Question: Please respond to this discussion Table 10-3 provides a number of alternatives for funding a start-up. Debt: Loans from financial institutions, vendors, friends and family/

Please respond to this discussion

Table 10-3 provides a number of alternatives for funding a start-up.

  • Debt: Loans from financial institutions, vendors, friends and family/ Debt provides cash in hand for an entrepreneur. However that cash comes at the expense of interest. Interest with a bank will almost certainly be cheaper than that of a short-term lender such as a payday loan or even breaching repayment terms with a vendor, but the bottom-line what is ever borrowed must be repaid and then some. Assuming the revenue generated exceeds the cost to generate the revenue a loan could be wise.
  • Equity is another popular choice. By selling equity in the company an entrepreneur can raise capital without the drag of having to pay back a loan. The flip side is that giving up equity means the company has the burden of creating value for their shareholders. Shareholders have a seat at the table and have a say in how the company is run. Giving up equity means giving up autonomy, which can be a tough pill for an entrepreneur.
  • Self-financing: In this case the entrepreneur uses their own capital to fund the business. Using personal capital when starting a business ensures that an entrepreneur has complete autonomy, and is free from debt and interest. There are a few considerations. First, the entrepreneur needs to have the capital at their disposal when they need it. For many this can be an issue. Second, there is inherent person risk, if the business were to flop then the entrepreneur faces greater losses as they are now out personal capital or as I like to call it, savings.

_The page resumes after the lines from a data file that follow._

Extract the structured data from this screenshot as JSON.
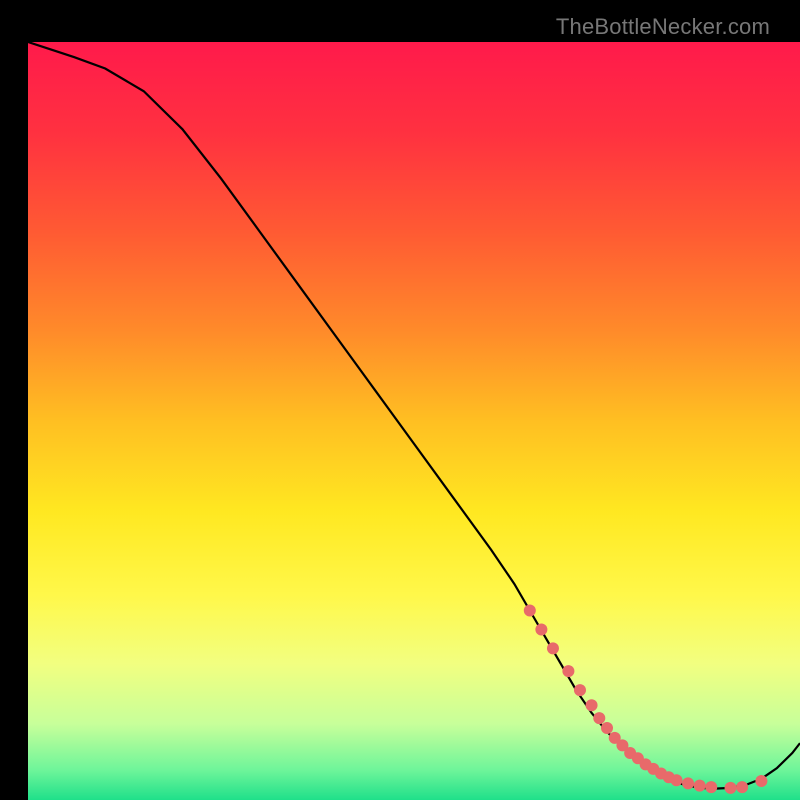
{
  "watermark": "TheBottleNecker.com",
  "chart_data": {
    "type": "line",
    "title": "",
    "xlabel": "",
    "ylabel": "",
    "xlim": [
      0,
      100
    ],
    "ylim": [
      0,
      100
    ],
    "background_gradient": {
      "stops": [
        {
          "offset": 0.0,
          "color": "#ff1a4b"
        },
        {
          "offset": 0.12,
          "color": "#ff3140"
        },
        {
          "offset": 0.25,
          "color": "#ff5a33"
        },
        {
          "offset": 0.38,
          "color": "#ff8a2a"
        },
        {
          "offset": 0.5,
          "color": "#ffbf22"
        },
        {
          "offset": 0.62,
          "color": "#ffe821"
        },
        {
          "offset": 0.73,
          "color": "#fff84a"
        },
        {
          "offset": 0.82,
          "color": "#f2ff80"
        },
        {
          "offset": 0.9,
          "color": "#c7ff9a"
        },
        {
          "offset": 0.96,
          "color": "#6ff59a"
        },
        {
          "offset": 1.0,
          "color": "#1fe08a"
        }
      ]
    },
    "series": [
      {
        "name": "bottleneck-curve",
        "color": "#000000",
        "x": [
          0,
          3,
          6,
          10,
          15,
          20,
          25,
          30,
          35,
          40,
          45,
          50,
          55,
          60,
          63,
          65,
          67,
          69,
          71,
          73,
          75,
          77,
          79,
          81,
          83,
          85,
          87,
          89,
          91,
          93,
          95,
          97,
          99,
          100
        ],
        "y": [
          100,
          99,
          98,
          96.5,
          93.5,
          88.5,
          82,
          75,
          68,
          61,
          54,
          47,
          40,
          33,
          28.5,
          25,
          21.5,
          18,
          14.5,
          11.5,
          9,
          7,
          5.2,
          3.8,
          2.7,
          2,
          1.6,
          1.5,
          1.6,
          2,
          2.8,
          4.2,
          6.2,
          7.5
        ]
      }
    ],
    "markers": {
      "name": "highlight-dots",
      "color": "#e86a6a",
      "radius": 6,
      "x": [
        65,
        66.5,
        68,
        70,
        71.5,
        73,
        74,
        75,
        76,
        77,
        78,
        79,
        80,
        81,
        82,
        83,
        84,
        85.5,
        87,
        88.5,
        91,
        92.5,
        95
      ],
      "y": [
        25,
        22.5,
        20,
        17,
        14.5,
        12.5,
        10.8,
        9.5,
        8.2,
        7.2,
        6.2,
        5.5,
        4.7,
        4.1,
        3.5,
        3.0,
        2.6,
        2.2,
        1.9,
        1.7,
        1.6,
        1.7,
        2.5
      ]
    }
  }
}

My preference would be to use a mix of self-financing and rewards based crowd funding. I would do this by using personal capital to develop my prototype and then use a platform like Kickstarter to seek funding. Funding raised through platforms such as Kickstarter allows an entrepreneur to reach a wide audience, better understand demand, and get immediate feedback as they design, prototype, manufacture and support the product on a smaller scale. Ideally, a Kickstarter campaign would be enough to finance growth, but in reality it would more than likely be enough to understand product viability before seeking debt or equity funding.